Press hysteria aside, there is something romantically dangerous in the air pre-hurricane. It’s not that I am unaware. My spouse watches it so much I half expect to see that spinning red radar circle in his eyes reflected back at me when I talk to him. He is ready to run with the first report. I am not an evacuator. Living on the north shore of Lake Pontchartrain, evacuation just isn’t necessary. He did get me out for Katrina, but only because I finally looked at the weather radar the day before, and there was no Gulf of Mexico. It was all hurricane. He also got me out for Georges, and we moved our son out west for Gustav (Gustav???) at few years post-Katrina. He has backed off on evacuations, because what he learned about leaving for hurricanes is, with kids, you can keep the last four letters of evacuation, and replace the first part with vaca. Evacuations for us got well into four figures. Okay, to be fair, it may have something to do with my hotel choices.

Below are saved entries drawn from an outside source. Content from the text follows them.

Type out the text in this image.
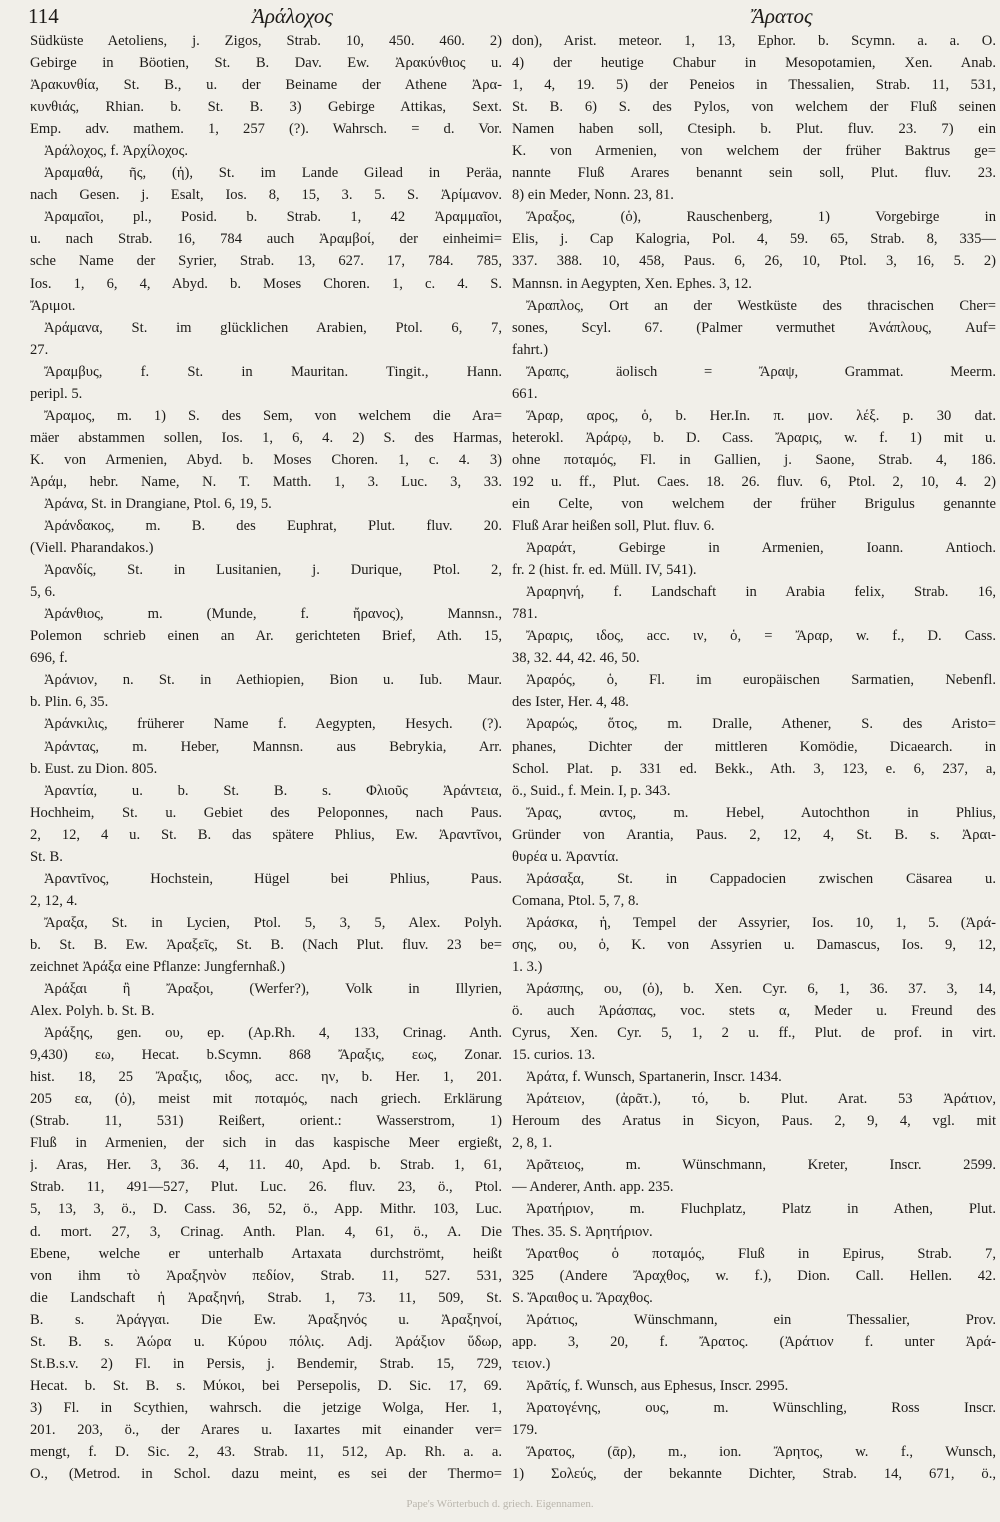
114	Ἀράλοχος	Ἄρατος
Südküste Aetoliens, j. Zigos, Strab. 10, 450. 460. 2)
Gebirge in Böotien, St. B. Dav. Ew. Ἀρακύνθιος u.
Ἀρακυνθία, St. B., u. der Beiname der Athene Ἀρα-
κυνθιάς, Rhian. b. St. B. 3) Gebirge Attikas, Sext.
Emp. adv. mathem. 1, 257 (?). Wahrsch. = d. Vor.
Ἀράλοχος, f. Ἀρχίλοχος.
Ἀραμαθά, ῆς, (ἡ), St. im Lande Gilead in Peräa,
nach Gesen. j. Esalt, Ios. 8, 15, 3. 5. S. Ἀρίμανον.
Ἀραμαῖοι, pl., Posid. b. Strab. 1, 42 Ἀραμμαῖοι,
u. nach Strab. 16, 784 auch Ἀραμβοί, der einheimi=
sche Name der Syrier, Strab. 13, 627. 17, 784. 785,
Ios. 1, 6, 4, Abyd. b. Moses Choren. 1, c. 4. S.
Ἄριμοι.
Ἀράμανα, St. im glücklichen Arabien, Ptol. 6, 7,
27.
Ἄραμβυς, f. St. in Mauritan. Tingit., Hann.
peripl. 5.
Ἄραμος, m. 1) S. des Sem, von welchem die Ara=
mäer abstammen sollen, Ios. 1, 6, 4. 2) S. des Harmas,
K. von Armenien, Abyd. b. Moses Choren. 1, c. 4. 3)
Ἀράμ, hebr. Name, N. T. Matth. 1, 3. Luc. 3, 33.
Ἀράνα, St. in Drangiane, Ptol. 6, 19, 5.
Ἀράνδακος, m. B. des Euphrat, Plut. fluv. 20.
(Viell. Pharandakos.)
Ἀρανδίς, St. in Lusitanien, j. Durique, Ptol. 2,
5, 6.
Ἀράνθιος, m. (Munde, f. ἤρανος), Mannsn.,
Polemon schrieb einen an Ar. gerichteten Brief, Ath. 15,
696, f.
Ἀράνιον, n. St. in Aethiopien, Bion u. Iub. Maur.
b. Plin. 6, 35.
Ἀράνκιλις, früherer Name f. Aegypten, Hesych. (?).
Ἀράντας, m. Heber, Mannsn. aus Bebrykia, Arr.
b. Eust. zu Dion. 805.
Ἀραντία, u. b. St. B. s. Φλιοῦς Ἀράντεια,
Hochheim, St. u. Gebiet des Peloponnes, nach Paus.
2, 12, 4 u. St. B. das spätere Phlius, Ew. Ἀραντῖνοι,
St. B.
Ἀραντῖνος, Hochstein, Hügel bei Phlius, Paus.
2, 12, 4.
Ἄραξα, St. in Lycien, Ptol. 5, 3, 5, Alex. Polyh.
b. St. B. Ew. Ἀραξεῖς, St. B. (Nach Plut. fluv. 23 be=
zeichnet Ἀράξα eine Pflanze: Jungfernhaß.)
Ἀράξαι ἢ Ἄραξοι, (Werfer?), Volk in Illyrien,
Alex. Polyh. b. St. B.
Ἀράξης, gen. ου, ep. (Ap.Rh. 4, 133, Crinag. Anth.
9,430) εω, Hecat. b.Scymn. 868 Ἄραξις, εως, Zonar.
hist. 18, 25 Ἄραξις, ιδος, acc. ην, b. Her. 1, 201.
205 εα, (ὁ), meist mit ποταμός, nach griech. Erklärung
(Strab. 11, 531) Reißert, orient.: Wasserstrom, 1)
Fluß in Armenien, der sich in das kaspische Meer ergießt,
j. Aras, Her. 3, 36. 4, 11. 40, Apd. b. Strab. 1, 61,
Strab. 11, 491—527, Plut. Luc. 26. fluv. 23, ö., Ptol.
5, 13, 3, ö., D. Cass. 36, 52, ö., App. Mithr. 103, Luc.
d. mort. 27, 3, Crinag. Anth. Plan. 4, 61, ö., A. Die
Ebene, welche er unterhalb Artaxata durchströmt, heißt
von ihm τὸ Ἀραξηνὸν πεδίον, Strab. 11, 527. 531,
die Landschaft ἡ Ἀραξηνή, Strab. 1, 73. 11, 509, St.
B. s. Ἀράγγαι. Die Ew. Ἀραξηνός u. Ἀραξηνοί,
St. B. s. Ἀώρα u. Κύρου πόλις. Adj. Ἀράξιον ὕδωρ,
St.B.s.v. 2) Fl. in Persis, j. Bendemir, Strab. 15, 729,
Hecat. b. St. B. s. Μύκοι, bei Persepolis, D. Sic. 17, 69.
3) Fl. in Scythien, wahrsch. die jetzige Wolga, Her. 1,
201. 203, ö., der Arares u. Iaxartes mit einander ver=
mengt, f. D. Sic. 2, 43. Strab. 11, 512, Ap. Rh. a. a.
O., (Metrod. in Schol. dazu meint, es sei der Thermo=
don), Arist. meteor. 1, 13, Ephor. b. Scymn. a. a. O.
4) der heutige Chabur in Mesopotamien, Xen. Anab.
1, 4, 19. 5) der Peneios in Thessalien, Strab. 11, 531,
St. B. 6) S. des Pylos, von welchem der Fluß seinen
Namen haben soll, Ctesiph. b. Plut. fluv. 23. 7) ein
K. von Armenien, von welchem der früher Baktrus ge=
nannte Fluß Arares benannt sein soll, Plut. fluv. 23.
8) ein Meder, Nonn. 23, 81.
Ἄραξος, (ὁ), Rauschenberg, 1) Vorgebirge in
Elis, j. Cap Kalogria, Pol. 4, 59. 65, Strab. 8, 335—
337. 388. 10, 458, Paus. 6, 26, 10, Ptol. 3, 16, 5. 2)
Mannsn. in Aegypten, Xen. Ephes. 3, 12.
Ἄραπλος, Ort an der Westküste des thracischen Cher=
sones, Scyl. 67. (Palmer vermuthet Ἀνάπλους, Auf=
fahrt.)
Ἄραπς, äolisch = Ἄραψ, Grammat. Meerm.
661.
Ἄραρ, αρος, ὁ, b. Her.In. π. μον. λέξ. p. 30 dat.
heterokl. Ἀράρῳ, b. D. Cass. Ἄραρις, w. f. 1) mit u.
ohne ποταμός, Fl. in Gallien, j. Saone, Strab. 4, 186.
192 u. ff., Plut. Caes. 18. 26. fluv. 6, Ptol. 2, 10, 4. 2)
ein Celte, von welchem der früher Brigulus genannte
Fluß Arar heißen soll, Plut. fluv. 6.
Ἀραράτ, Gebirge in Armenien, Ioann. Antioch.
fr. 2 (hist. fr. ed. Müll. IV, 541).
Ἀραρηνή, f. Landschaft in Arabia felix, Strab. 16,
781.
Ἄραρις, ιδος, acc. ιν, ὁ, = Ἄραρ, w. f., D. Cass.
38, 32. 44, 42. 46, 50.
Ἀραρός, ὁ, Fl. im europäischen Sarmatien, Nebenfl.
des Ister, Her. 4, 48.
Ἀραρώς, ὅτος, m. Dralle, Athener, S. des Aristo=
phanes, Dichter der mittleren Komödie, Dicaearch. in
Schol. Plat. p. 331 ed. Bekk., Ath. 3, 123, e. 6, 237, a,
ö., Suid., f. Mein. I, p. 343.
Ἄρας, αντος, m. Hebel, Autochthon in Phlius,
Gründer von Arantia, Paus. 2, 12, 4, St. B. s. Ἀραι-
θυρέα u. Ἀραντία.
Ἀράσαξα, St. in Cappadocien zwischen Cäsarea u.
Comana, Ptol. 5, 7, 8.
Ἀράσκα, ἡ, Tempel der Assyrier, Ios. 10, 1, 5. (Ἀρά-
σης, ου, ὁ, K. von Assyrien u. Damascus, Ios. 9, 12,
1. 3.)
Ἀράσπης, ου, (ὁ), b. Xen. Cyr. 6, 1, 36. 37. 3, 14,
ö. auch Ἀράσπας, voc. stets α, Meder u. Freund des
Cyrus, Xen. Cyr. 5, 1, 2 u. ff., Plut. de prof. in virt.
15. curios. 13.
Ἀράτα, f. Wunsch, Spartanerin, Inscr. 1434.
Ἀράτειον, (ἀρᾶτ.), τό, b. Plut. Arat. 53 Ἀράτιον,
Heroum des Aratus in Sicyon, Paus. 2, 9, 4, vgl. mit
2, 8, 1.
Ἀρᾶτειος, m. Wünschmann, Kreter, Inscr. 2599.
— Anderer, Anth. app. 235.
Ἀρατήριον, m. Fluchplatz, Platz in Athen, Plut.
Thes. 35. S. Ἀρητήριον.
Ἄρατθος ὁ ποταμός, Fluß in Epirus, Strab. 7,
325 (Andere Ἄραχθος, w. f.), Dion. Call. Hellen. 42.
S. Ἄραιθος u. Ἄραχθος.
Ἀράτιος, Wünschmann, ein Thessalier, Prov.
app. 3, 20, f. Ἄρατος. (Ἀράτιον f. unter Ἀρά-
τειον.)
Ἀρᾶτίς, f. Wunsch, aus Ephesus, Inscr. 2995.
Ἀρατογένης, ους, m. Wünschling, Ross Inscr.
179.
Ἄρατος, (ᾱρ), m., ion. Ἄρητος, w. f., Wunsch,
1) Σολεύς, der bekannte Dichter, Strab. 14, 671, ö.,
Pape's Wörterbuch d. griech. Eigennamen.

I do have a very fond remembrance of Hurricane Andrew. The skies were black and the wind howled and the rain pounded, but our little family was safe at home with each other. The power was out, but the Fitzmorris family would not be deterred from having dinner. For some inexplicable reason Tom has always had a Coleman camp stove. And Sterno. I will never forget sitting around the dining room table, lit by candles, our five-month-old daughter in a car seat on top of the table as our son helped Tom cook hot dogs. We opened a can of beans, and to me it rates up there with any five-star restaurant experience.
Things have changed a bit since then. Restaurants remain open. I still have to go pay one of our regular dining spots because they were open with no power the other day, and the credit card machine was kaput. And my husband just greeted me with the news that another of our regulars is open today.